A recent USDA report concluded that, when compared with the other USDA Food Pattern food groups (vegetable, fruit, grain, dairy, protein),meeting federal vegetable consumption recommendations is the most expensive recommendation to meet (followed by recommendations around consumption of protein and fruit, respectively) and foods lower in calories such as fruits and vegetables tend to be more expensive per calorie than less healthy foods that are high in saturated fat and added sugar.
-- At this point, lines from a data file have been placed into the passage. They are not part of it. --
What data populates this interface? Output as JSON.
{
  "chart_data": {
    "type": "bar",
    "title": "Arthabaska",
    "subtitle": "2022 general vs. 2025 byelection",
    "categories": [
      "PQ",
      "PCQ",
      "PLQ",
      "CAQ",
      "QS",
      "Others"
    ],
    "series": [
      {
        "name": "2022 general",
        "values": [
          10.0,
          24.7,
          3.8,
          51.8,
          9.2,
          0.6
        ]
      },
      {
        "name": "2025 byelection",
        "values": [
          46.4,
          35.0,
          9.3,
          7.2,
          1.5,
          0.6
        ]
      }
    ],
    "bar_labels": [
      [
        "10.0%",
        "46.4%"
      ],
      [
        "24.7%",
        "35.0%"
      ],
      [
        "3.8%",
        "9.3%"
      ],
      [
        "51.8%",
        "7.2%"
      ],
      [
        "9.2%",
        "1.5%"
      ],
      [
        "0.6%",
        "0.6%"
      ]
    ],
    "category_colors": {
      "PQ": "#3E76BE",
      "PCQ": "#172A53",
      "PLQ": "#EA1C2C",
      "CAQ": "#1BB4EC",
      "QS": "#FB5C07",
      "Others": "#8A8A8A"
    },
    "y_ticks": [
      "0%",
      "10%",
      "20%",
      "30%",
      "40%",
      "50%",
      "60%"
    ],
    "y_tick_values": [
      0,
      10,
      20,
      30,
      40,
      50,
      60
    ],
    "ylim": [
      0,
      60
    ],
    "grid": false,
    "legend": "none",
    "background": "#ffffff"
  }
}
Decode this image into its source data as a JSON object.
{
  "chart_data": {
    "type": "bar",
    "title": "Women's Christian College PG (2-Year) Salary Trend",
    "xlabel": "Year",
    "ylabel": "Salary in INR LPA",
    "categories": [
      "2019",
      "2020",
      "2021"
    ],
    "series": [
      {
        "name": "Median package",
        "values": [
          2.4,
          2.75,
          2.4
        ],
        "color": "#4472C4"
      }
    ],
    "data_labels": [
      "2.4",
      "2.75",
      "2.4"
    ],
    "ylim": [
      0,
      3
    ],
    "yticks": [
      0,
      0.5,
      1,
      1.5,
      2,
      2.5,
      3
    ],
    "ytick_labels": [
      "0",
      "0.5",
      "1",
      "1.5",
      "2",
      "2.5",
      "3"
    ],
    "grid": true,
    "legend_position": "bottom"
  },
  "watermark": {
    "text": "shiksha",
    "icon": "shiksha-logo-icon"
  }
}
Several LiveWell Community Partners have completed community food assessments that engaged residents through surveys, focus groups, listening sessions and other presentations. All assessments identified access to and affordability of fruits and vegetables as a key issue. Community health workers in LiveWell Communities also report that residents consistently raise food access as an important local issue. This is a critical time to implement incentives for fruit and vegetable consumption in Colorado, and providing Double Up Colorado will substantially accelerate progress in this state.

Have nutrition incentive programs increased consumption of fruits and vegetables?
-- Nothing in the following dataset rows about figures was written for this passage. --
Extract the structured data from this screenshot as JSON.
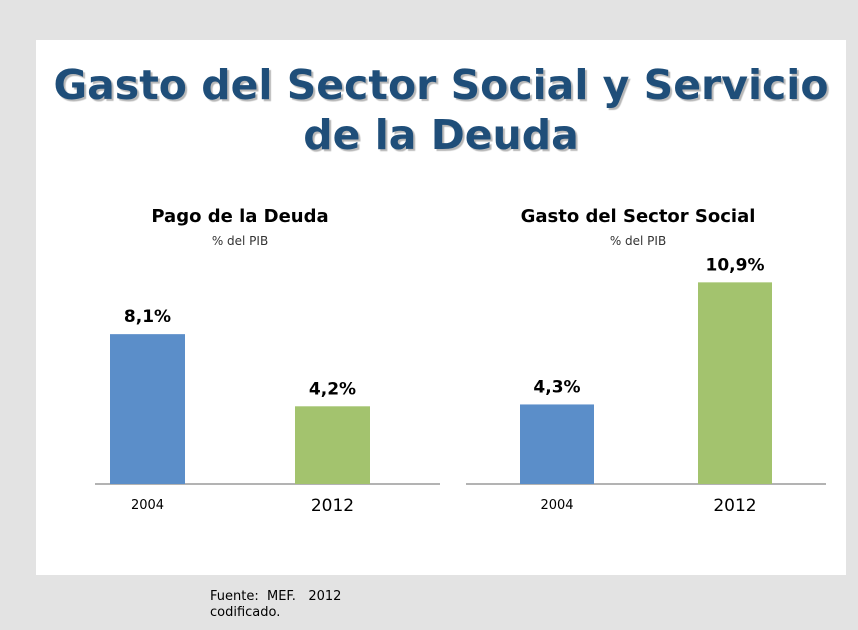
{
  "title": {
    "line1": "Gasto del Sector Social y Servicio",
    "line2": "de la Deuda"
  },
  "footer": {
    "line1": "Fuente:  MEF.   2012",
    "line2": "codificado."
  },
  "colors": {
    "title": "#1f4e79",
    "bar_2004": "#5b8ec9",
    "bar_2012": "#a3c36e",
    "axis": "#9a9a9a",
    "background": "#e3e3e3"
  },
  "chart_data": [
    {
      "type": "bar",
      "title": "Pago de la Deuda",
      "subtitle": "% del PIB",
      "categories": [
        "2004",
        "2012"
      ],
      "values": [
        8.1,
        4.2
      ],
      "data_labels": [
        "8,1%",
        "4,2%"
      ],
      "ylim": [
        0,
        12
      ],
      "grid": false,
      "legend": "none"
    },
    {
      "type": "bar",
      "title": "Gasto del Sector Social",
      "subtitle": "% del PIB",
      "categories": [
        "2004",
        "2012"
      ],
      "values": [
        4.3,
        10.9
      ],
      "data_labels": [
        "4,3%",
        "10,9%"
      ],
      "ylim": [
        0,
        12
      ],
      "grid": false,
      "legend": "none"
    }
  ]
}
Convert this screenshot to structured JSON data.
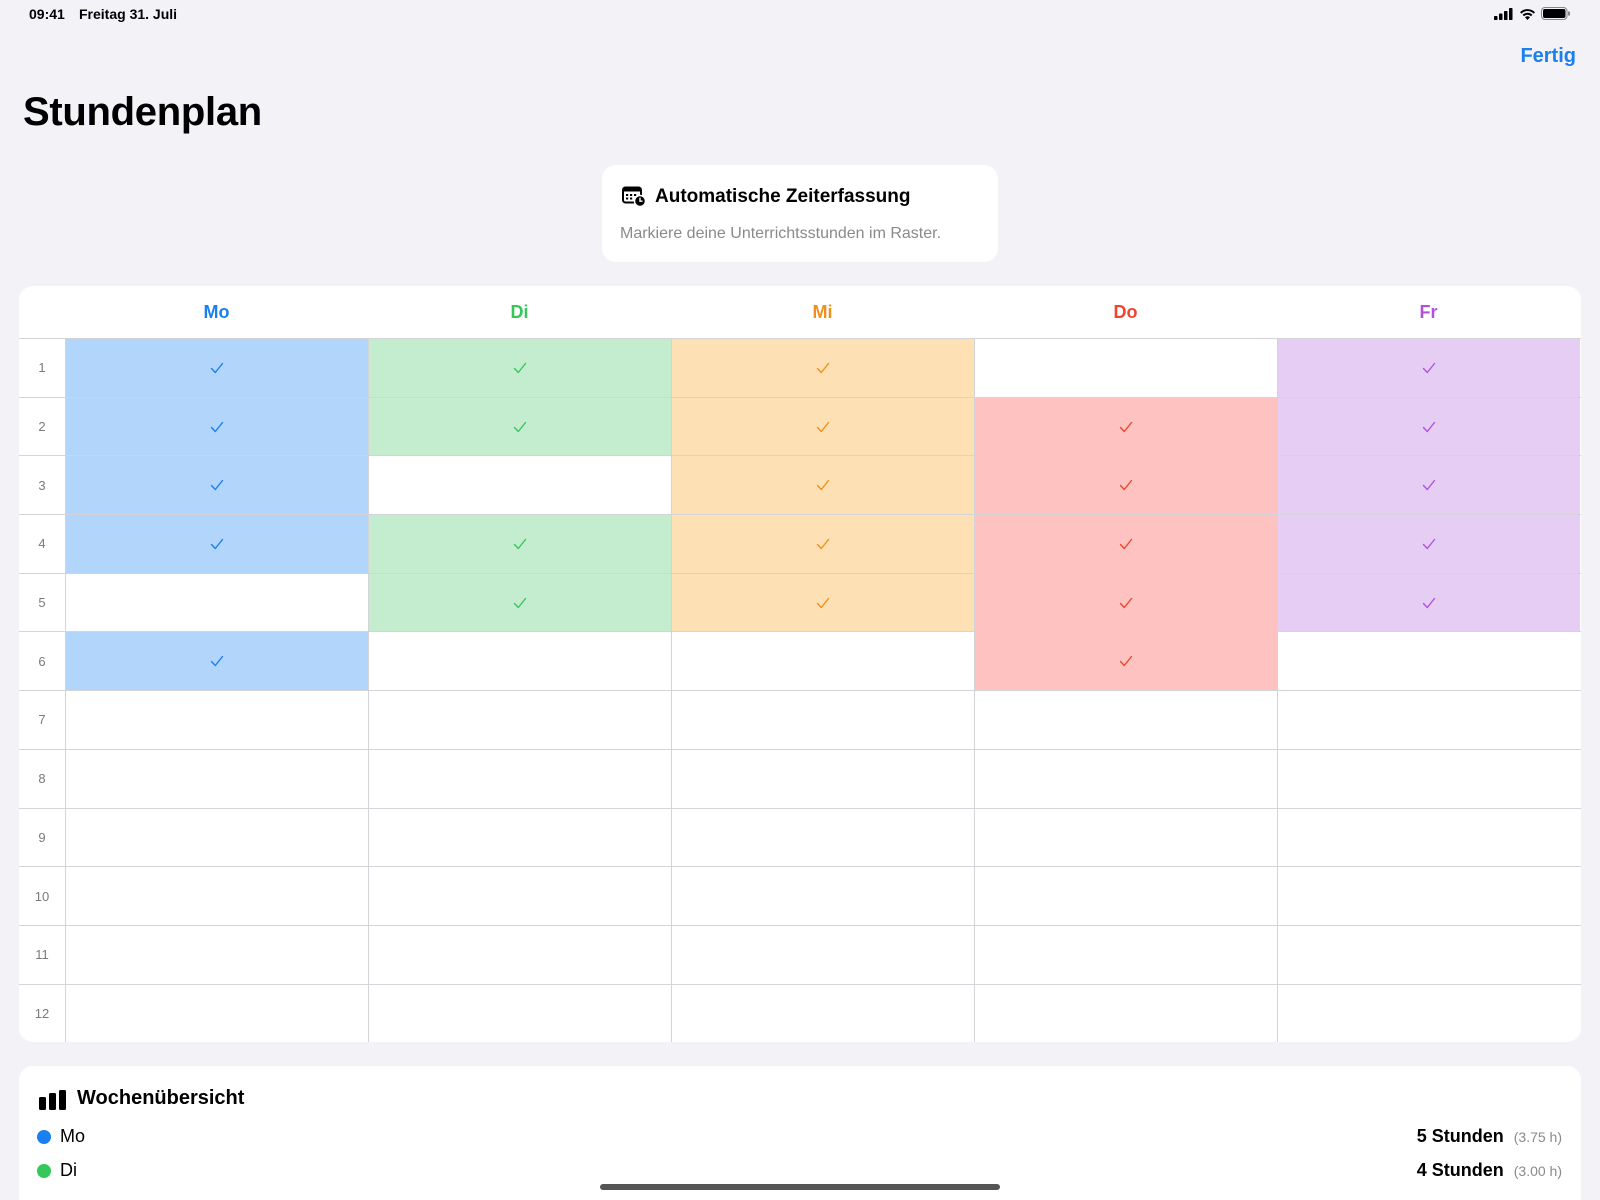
{
  "status": {
    "time": "09:41",
    "date": "Freitag 31. Juli"
  },
  "nav": {
    "done_label": "Fertig"
  },
  "page": {
    "title": "Stundenplan"
  },
  "info": {
    "title": "Automatische Zeiterfassung",
    "subtitle": "Markiere deine Unterrichtsstunden im Raster.",
    "icon": "calendar-clock-icon"
  },
  "days": [
    {
      "label": "Mo",
      "color": "#1a7ff0",
      "fill": "#b2d5fb",
      "slots": [
        1,
        2,
        3,
        4,
        6
      ]
    },
    {
      "label": "Di",
      "color": "#34c759",
      "fill": "#c4edd0",
      "slots": [
        1,
        2,
        4,
        5
      ]
    },
    {
      "label": "Mi",
      "color": "#f0901a",
      "fill": "#fde0b4",
      "slots": [
        1,
        2,
        3,
        4,
        5
      ]
    },
    {
      "label": "Do",
      "color": "#f0442e",
      "fill": "#fec3c1",
      "slots": [
        2,
        3,
        4,
        5,
        6
      ]
    },
    {
      "label": "Fr",
      "color": "#af52de",
      "fill": "#e6cdf3",
      "slots": [
        1,
        2,
        3,
        4,
        5
      ]
    }
  ],
  "periods": [
    "1",
    "2",
    "3",
    "4",
    "5",
    "6",
    "7",
    "8",
    "9",
    "10",
    "11",
    "12"
  ],
  "summary": {
    "title": "Wochenübersicht",
    "icon": "bar-chart-icon",
    "rows": [
      {
        "day": "Mo",
        "color": "#1a7ff0",
        "hours": "5 Stunden",
        "decimal": "(3.75 h)"
      },
      {
        "day": "Di",
        "color": "#34c759",
        "hours": "4 Stunden",
        "decimal": "(3.00 h)"
      }
    ]
  }
}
A Boulder-area market saw remarkable growth with its nutrition incentive program, Harvest Bucks where SNAP sales increased 335 percent over the previous season. Boulder SNAP participant survey results show that more than 86 percent of Harvest Bucks participants reported increasing consumption of fresh fruits and vegetables; 100 percent agreed that it was easier to purchase fresh fruits and vegetables by shopping at the farmers market; 89 percent reported increasing the variety of fruits and vegetables consumed; and over 85 percent reported they would not have come to the farmers markets without the incentives.

Why is Double Up Colorado a LiveWell Collaboration?

LiveWell Colorado’s vision is a statewide movement that removes barriers to health. We work to prevent and reduce obesity in Colorado by increasing access to healthy food and opportunities for physical activity. Providing incentives to SNAP participants for fruit and vegetables is an important step toward ensuring access to healthy food for low-income families.

What is the Food Insecurity Nutrition Incentives (FINI) Grant?
The USDA FINI program is a competitive grant opportunity available through the 2014 Farm Bill which provides funds for SNAP incentive programming and is administered by USDA’s National Institute of Food and Agriculture (NIFA). The USDA FINI Grant brings a half million dollars of federal funding into Colorado, including up to $75,000 in cash incentives in 2016, with an increase in incentives in years two and three of the program.